KEVIN BARRY TALKS BALLOCKS ON RADIO FOUR! by Donal Kennedy


I wasn’t hallucinating but standing in the shower this morning listening to BBC Radio  Four when an Irish short-story writer named Kevin Barry  endorsed the statement that Ireland was catapulted into  the 21st Century from the 19th Century, missing the 2Oth.

What a cockeyed, perverse and ignorant  contention!

James Joyce, for a start, made his name in the 20th Century.

In 1905, when none of the political parties at Westminster , and few in the world at large, advocated universal adult suffrage, Sinn Fein adopted that principle on its inauguration. The Irish Labour Party on its founding in 1912 held the same principle.

The first of the 20th Century’s Wars for Democracy, launched in Dublin in 1916 enshrined that principle in its Declaration and the signatories proved their sincerity by sacrificing their lives. In the first use of radio addressed to the world -“To the Nations of the World, Greeting” they were long in advance of BBC Radio Four.

The 1914-1918 and 1939-45 Wars launched by Britain were for Empire, not human liberation. Indeed I cannot think of any war since in which Britain has been a champion of liberty.
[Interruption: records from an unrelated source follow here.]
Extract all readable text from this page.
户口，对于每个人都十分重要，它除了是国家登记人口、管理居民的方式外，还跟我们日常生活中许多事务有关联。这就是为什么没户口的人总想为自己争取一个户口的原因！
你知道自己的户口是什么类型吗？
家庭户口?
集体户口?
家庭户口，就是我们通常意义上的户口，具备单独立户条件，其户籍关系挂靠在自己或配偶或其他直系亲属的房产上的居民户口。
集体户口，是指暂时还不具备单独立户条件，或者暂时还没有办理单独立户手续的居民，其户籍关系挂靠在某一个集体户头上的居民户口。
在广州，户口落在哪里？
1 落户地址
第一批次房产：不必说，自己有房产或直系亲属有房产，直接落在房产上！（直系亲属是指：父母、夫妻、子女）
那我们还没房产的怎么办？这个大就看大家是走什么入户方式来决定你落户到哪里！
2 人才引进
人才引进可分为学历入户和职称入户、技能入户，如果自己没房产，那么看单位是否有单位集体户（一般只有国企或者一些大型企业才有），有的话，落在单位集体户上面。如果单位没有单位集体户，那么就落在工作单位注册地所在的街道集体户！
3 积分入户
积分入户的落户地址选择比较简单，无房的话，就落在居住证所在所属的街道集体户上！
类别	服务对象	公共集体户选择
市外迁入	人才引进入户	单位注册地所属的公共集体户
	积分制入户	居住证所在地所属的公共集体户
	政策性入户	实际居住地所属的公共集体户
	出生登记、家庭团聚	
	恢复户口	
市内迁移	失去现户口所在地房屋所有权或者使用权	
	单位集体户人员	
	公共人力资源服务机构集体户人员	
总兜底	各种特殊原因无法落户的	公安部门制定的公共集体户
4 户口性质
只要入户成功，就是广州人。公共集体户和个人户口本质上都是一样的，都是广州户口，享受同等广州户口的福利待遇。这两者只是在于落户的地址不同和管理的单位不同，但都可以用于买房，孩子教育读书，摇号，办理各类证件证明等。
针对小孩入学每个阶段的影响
The Sinn Fein General Election victory of 1918 was the first such manifestation of the principle of National Self-Determination.The defensive war from 1919-1921 waged by the Republic was an inspiration to oppressed nationalities and to individuals such as Ho Chi Minh, and Nehru, (and Marcus Garvey).  Nehru visited Ireland on his own country becoming a Republic in1950 to pay homage to De Valera, ( who was in opposition at the time.) In 1921 Dev had  formulated the concept of a Republic externally associated with the British Commonwealth, too advanced for British statesmen at the time.

Those who can remember “A Hard Days Night” might care to consult  THE ILLUSTRATED LONDON NEWS for its coverage of Dev’s welcome at Euston Station in 1938. The photos might have been a template for scenes in the movie.

And 45 years before the Beatles visited the  States and 20 before John Lennon was born, Dev’s supporters were packing American Sports ground from the Atlantic to the Pacific, and  Dev, jointly with Indian Nationalists, also packed New York’s Madison Square Garden.

The Irish Tenor John McCormack’s records outsold those of any other artiste for the first half of the 20th Century. He was nearly 10 years dead when Bing Crosby became the best seller.